Ed è qui che emerge una frattura fortissima nel modo in cui il Paese vive il tema delle scomparse.
Alcuni casi diventano enormi eventi mediatici. Altri restano confinati dentro tabelle e statistiche: non tutte le sparizioni producono lo stesso livello di attenzione pubblica.

bambini scomparsi

I bambini che l’Italia non riesce a dimenticare

Alcuni casi, infatti, travalicano la cronaca e diventano memoria collettiva.
Denise Pipitone è uno di quei nomi che in Italia conoscono tutti. Aveva quasi quattro anni quando sparì a Mazara del Vallo nel 2004 mentre giocava vicino casa della nonna. Da allora il suo volto è rimasto sospeso nel tempo. Ogni presunto avvistamento, ogni nuova pista, ogni trasmissione televisiva riaccende la stessa speranza impossibile da spegnere davvero.

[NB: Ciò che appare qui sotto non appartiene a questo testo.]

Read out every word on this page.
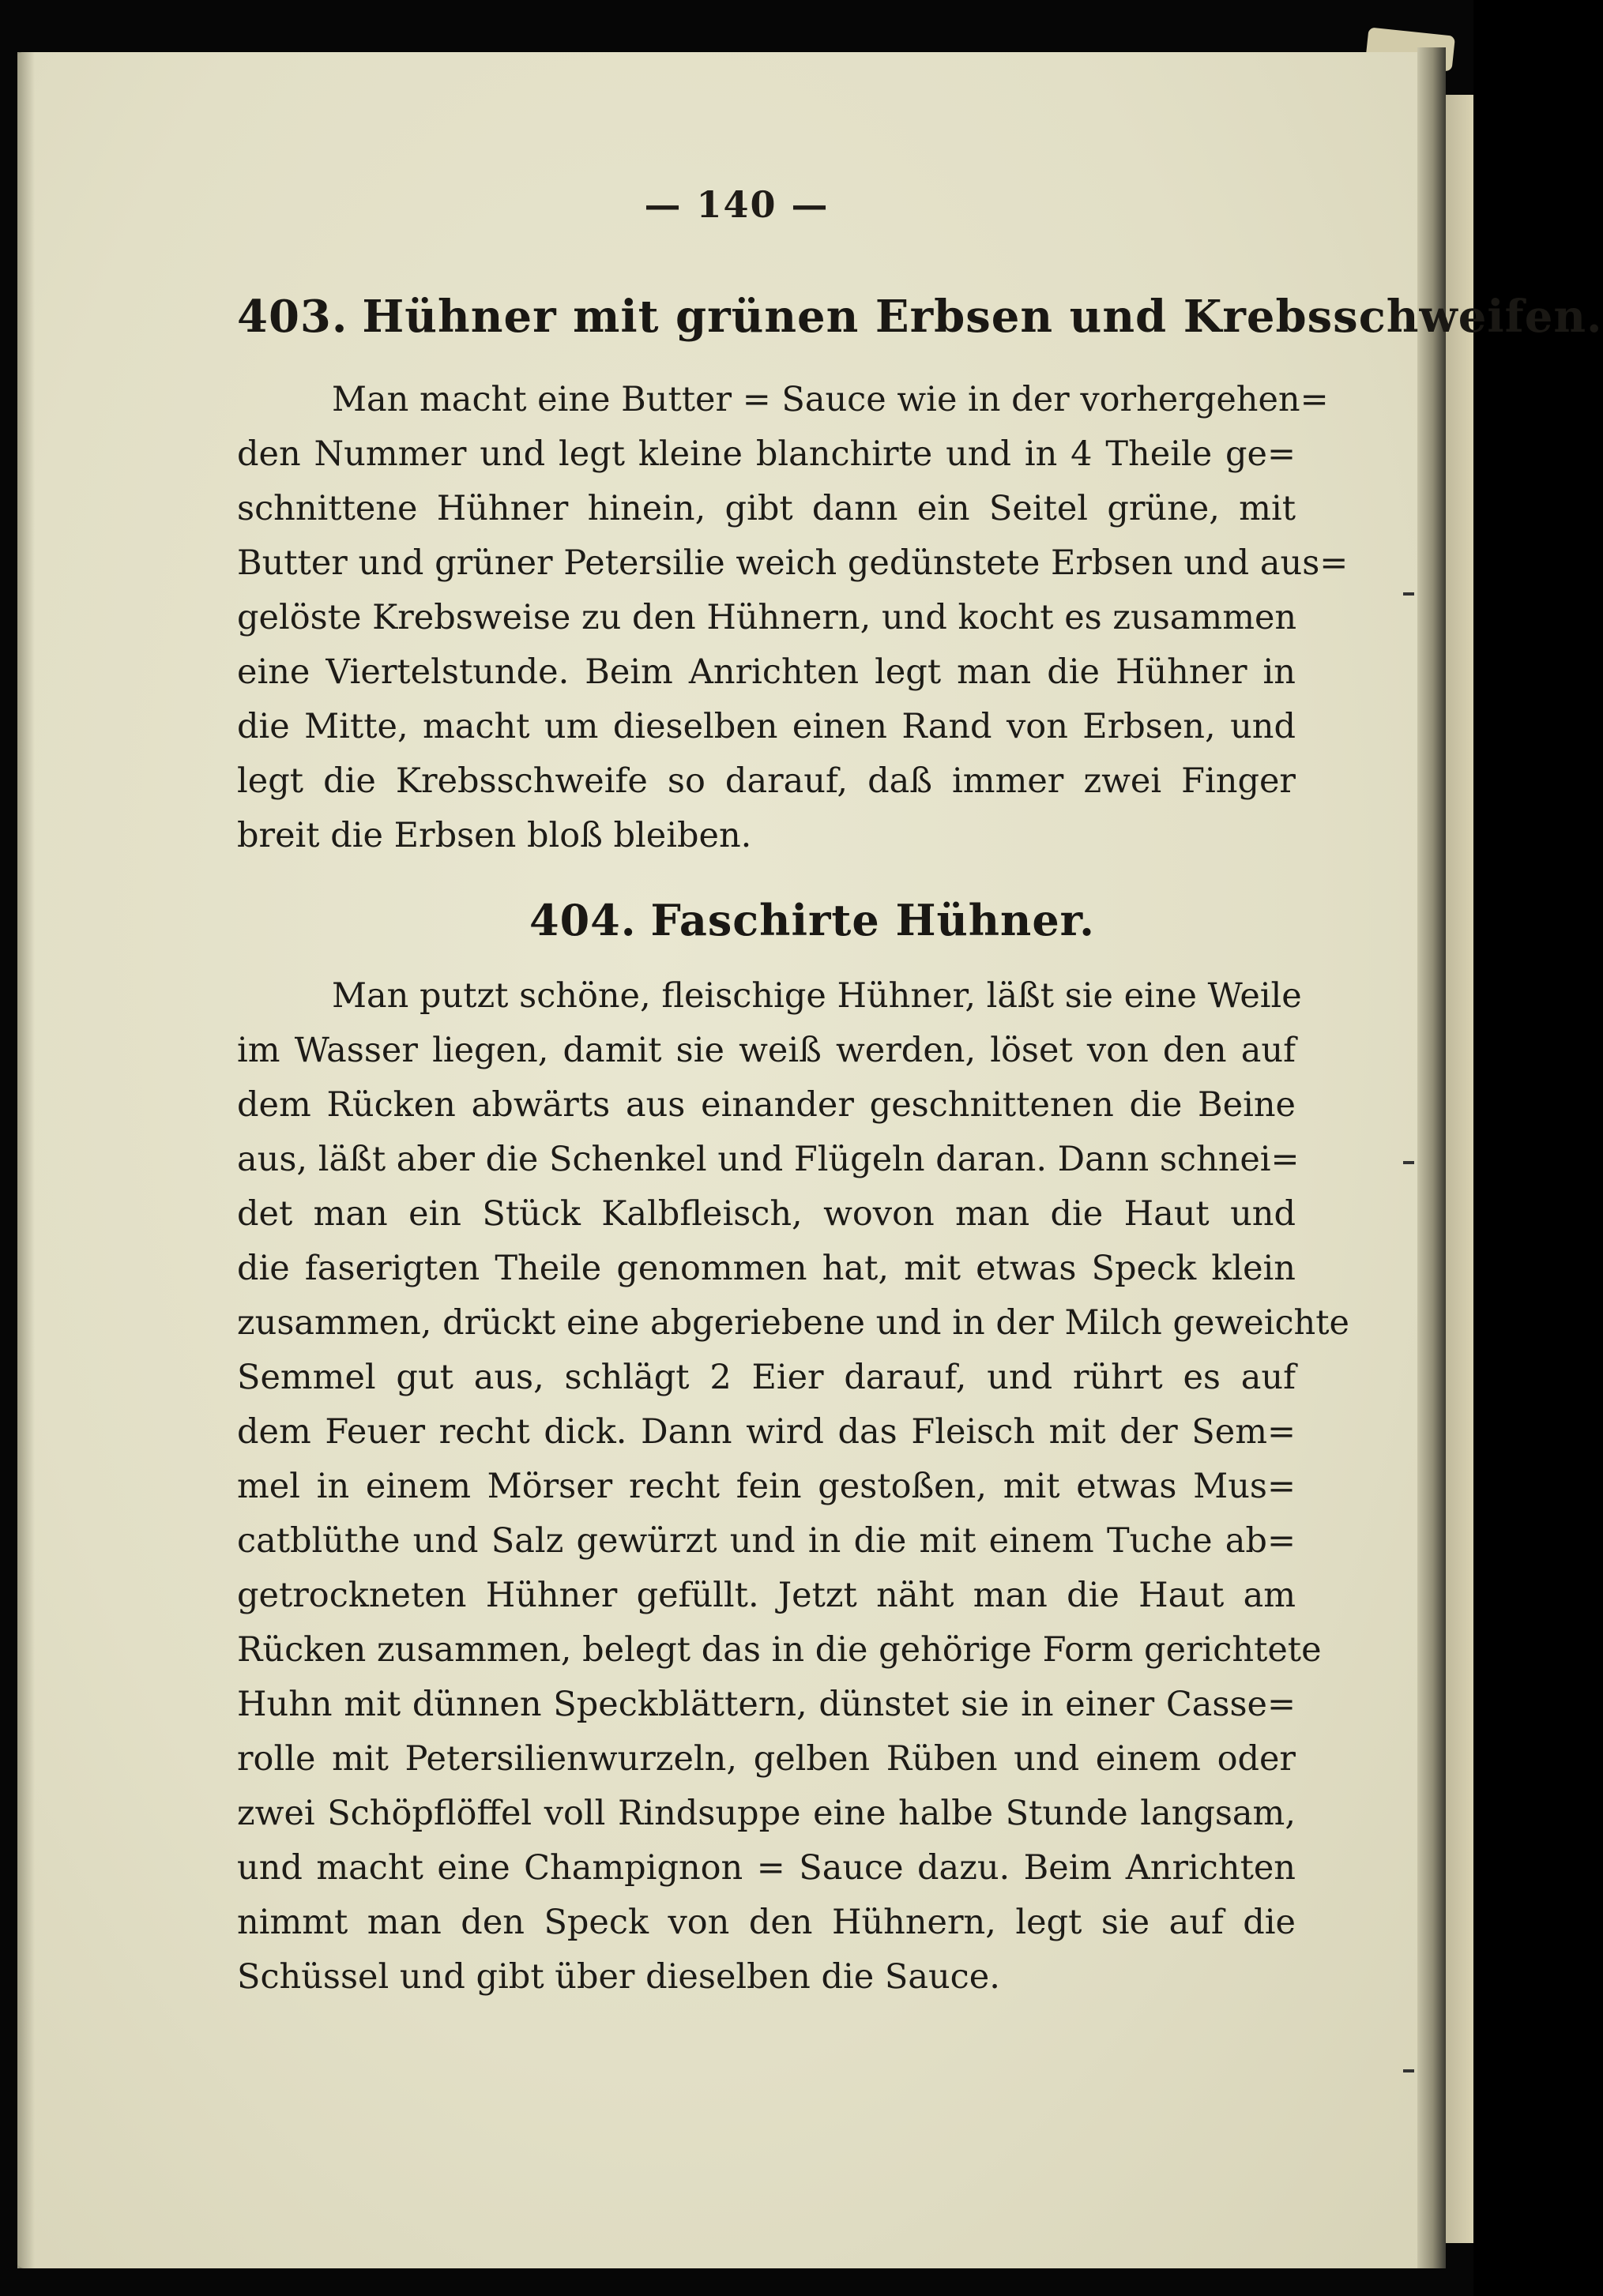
— 140 —
403. Hühner mit grünen Erbsen und Krebsschweifen.
Man macht eine Butter = Sauce wie in der vorhergehen=
den Nummer und legt kleine blanchirte und in 4 Theile ge=
schnittene Hühner hinein, gibt dann ein Seitel grüne, mit
Butter und grüner Petersilie weich gedünstete Erbsen und aus=
gelöste Krebsweise zu den Hühnern, und kocht es zusammen
eine Viertelstunde. Beim Anrichten legt man die Hühner in
die Mitte, macht um dieselben einen Rand von Erbsen, und
legt die Krebsschweife so darauf, daß immer zwei Finger
breit die Erbsen bloß bleiben.
404. Faschirte Hühner.
Man putzt schöne, fleischige Hühner, läßt sie eine Weile
im Wasser liegen, damit sie weiß werden, löset von den auf
dem Rücken abwärts aus einander geschnittenen die Beine
aus, läßt aber die Schenkel und Flügeln daran. Dann schnei=
det man ein Stück Kalbfleisch, wovon man die Haut und
die faserigten Theile genommen hat, mit etwas Speck klein
zusammen, drückt eine abgeriebene und in der Milch geweichte
Semmel gut aus, schlägt 2 Eier darauf, und rührt es auf
dem Feuer recht dick. Dann wird das Fleisch mit der Sem=
mel in einem Mörser recht fein gestoßen, mit etwas Mus=
catblüthe und Salz gewürzt und in die mit einem Tuche ab=
getrockneten Hühner gefüllt. Jetzt näht man die Haut am
Rücken zusammen, belegt das in die gehörige Form gerichtete
Huhn mit dünnen Speckblättern, dünstet sie in einer Casse=
rolle mit Petersilienwurzeln, gelben Rüben und einem oder
zwei Schöpflöffel voll Rindsuppe eine halbe Stunde langsam,
und macht eine Champignon = Sauce dazu. Beim Anrichten
nimmt man den Speck von den Hühnern, legt sie auf die
Schüssel und gibt über dieselben die Sauce.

Prima ancora c’era stata Angela Celentano, sparita sul Monte Faito nel 1996 durante una gita. Tre anni appena. Un luogo affollato, pochi minuti di distrazione, poi il nulla. Negli anni le indagini hanno inseguito piste internazionali, testimonianze contraddittorie, persino una ragazza messicana convinta di essere Angela. Ma nessuna verità definitiva.

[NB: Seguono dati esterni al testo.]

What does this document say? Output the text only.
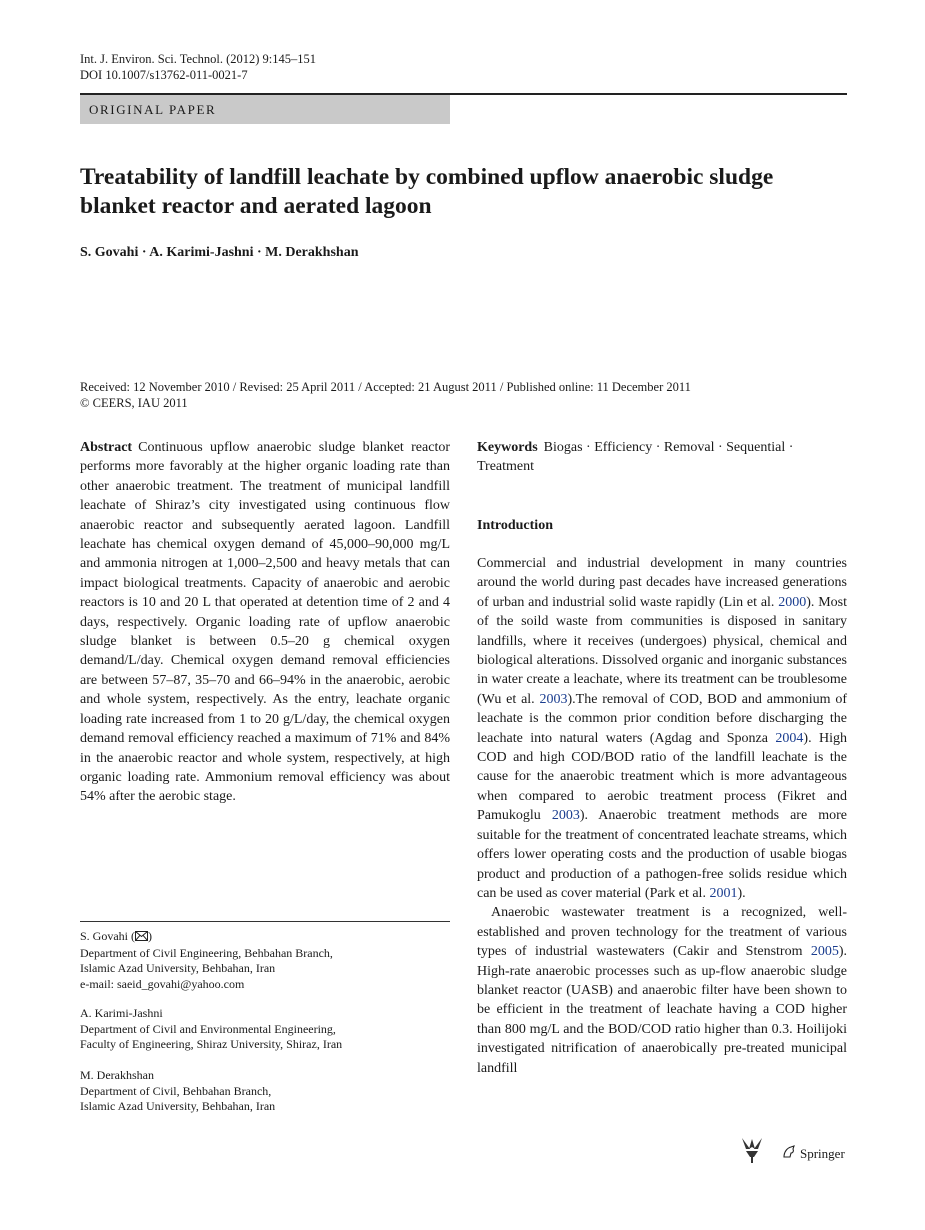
Int. J. Environ. Sci. Technol. (2012) 9:145–151
DOI 10.1007/s13762-011-0021-7
ORIGINAL PAPER
Treatability of landfill leachate by combined upflow anaerobic sludge blanket reactor and aerated lagoon
S. Govahi · A. Karimi-Jashni · M. Derakhshan
Received: 12 November 2010 / Revised: 25 April 2011 / Accepted: 21 August 2011 / Published online: 11 December 2011
© CEERS, IAU 2011
Abstract Continuous upflow anaerobic sludge blanket reactor performs more favorably at the higher organic loading rate than other anaerobic treatment. The treatment of municipal landfill leachate of Shiraz’s city investigated using continuous flow anaerobic reactor and subsequently aerated lagoon. Landfill leachate has chemical oxygen demand of 45,000–90,000 mg/L and ammonia nitrogen at 1,000–2,500 and heavy metals that can impact biological treatments. Capacity of anaerobic and aerobic reactors is 10 and 20 L that operated at detention time of 2 and 4 days, respectively. Organic loading rate of upflow anaerobic sludge blanket is between 0.5–20 g chemical oxygen demand/L/day. Chemical oxygen demand removal efficiencies are between 57–87, 35–70 and 66–94% in the anaerobic, aerobic and whole system, respectively. As the entry, leachate organic loading rate increased from 1 to 20 g/L/day, the chemical oxygen demand removal efficiency reached a maximum of 71% and 84% in the anaerobic reactor and whole system, respectively, at high organic loading rate. Ammonium removal efficiency was about 54% after the aerobic stage.
Keywords Biogas · Efficiency · Removal · Sequential · Treatment
Introduction

Commercial and industrial development in many countries around the world during past decades have increased generations of urban and industrial solid waste rapidly (Lin et al. 2000). Most of the soild waste from communities is disposed in sanitary landfills, where it receives (undergoes) physical, chemical and biological alterations. Dissolved organic and inorganic substances in water create a leachate, where its treatment can be troublesome (Wu et al. 2003).The removal of COD, BOD and ammonium of leachate is the common prior condition before discharging the leachate into natural waters (Agdag and Sponza 2004). High COD and high COD/BOD ratio of the landfill leachate is the cause for the anaerobic treatment which is more advantageous when compared to aerobic treatment process (Fikret and Pamukoglu 2003). Anaerobic treatment methods are more suitable for the treatment of concentrated leachate streams, which offers lower operating costs and the production of usable biogas product and production of a pathogen-free solids residue which can be used as cover material (Park et al. 2001).

Anaerobic wastewater treatment is a recognized, well-established and proven technology for the treatment of various types of industrial wastewaters (Cakir and Stenstrom 2005). High-rate anaerobic processes such as up-flow anaerobic sludge blanket reactor (UASB) and anaerobic filter have been shown to be efficient in the treatment of leachate having a COD higher than 800 mg/L and the BOD/COD ratio higher than 0.3. Hoilijoki investigated nitrification of anaerobically pre-treated municipal landfill

S. Govahi ( )
Department of Civil Engineering, Behbahan Branch,
Islamic Azad University, Behbahan, Iran
e-mail: saeid_govahi@yahoo.com
A. Karimi-Jashni
Department of Civil and Environmental Engineering,
Faculty of Engineering, Shiraz University, Shiraz, Iran
M. Derakhshan
Department of Civil, Behbahan Branch,
Islamic Azad University, Behbahan, Iran
Springer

E ancora Santina Renda, scomparsa nel quartiere Cep di Palermo nel 1990 mentre giocava davanti casa. O Sergio Isidori, cinque anni, sparito nel 1979 nelle Marche in uno dei misteri più oscuri della cronaca italiana.
Fino ad arrivare al caso più recente, quello di Kataleya Mia Alvarez Chicllo, la piccola Kata, svanita nel 2023 dall’ex hotel Astor di Firenze.

I  “figli di tutti”

Bambini diventati nel tempo “i figli di tutti”.
Denise, Angela, Kata o Santina sono nomi entrati a far parte della memoria collettiva per tanti motivi.
Ma forse soprattutto perché le loro storie ci ricordano che sparire non è alla fine un caso eccezionale e che neppure gli scenari lo sono.
Sono bambini scomparsi in luoghi normali. Davanti casa. Durante una passeggiata. In un cortile. In mezzo ad altre persone.
Rappresentano la quotidianità che si trasforma in qualcosa di improvvisamente minaccioso.
Non sono soltanto misteri irrisolti, ma il riflesso di una paura collettiva che riguarda chiunque: perdere una persona amata senza sapere mai davvero cosa le sia accaduto.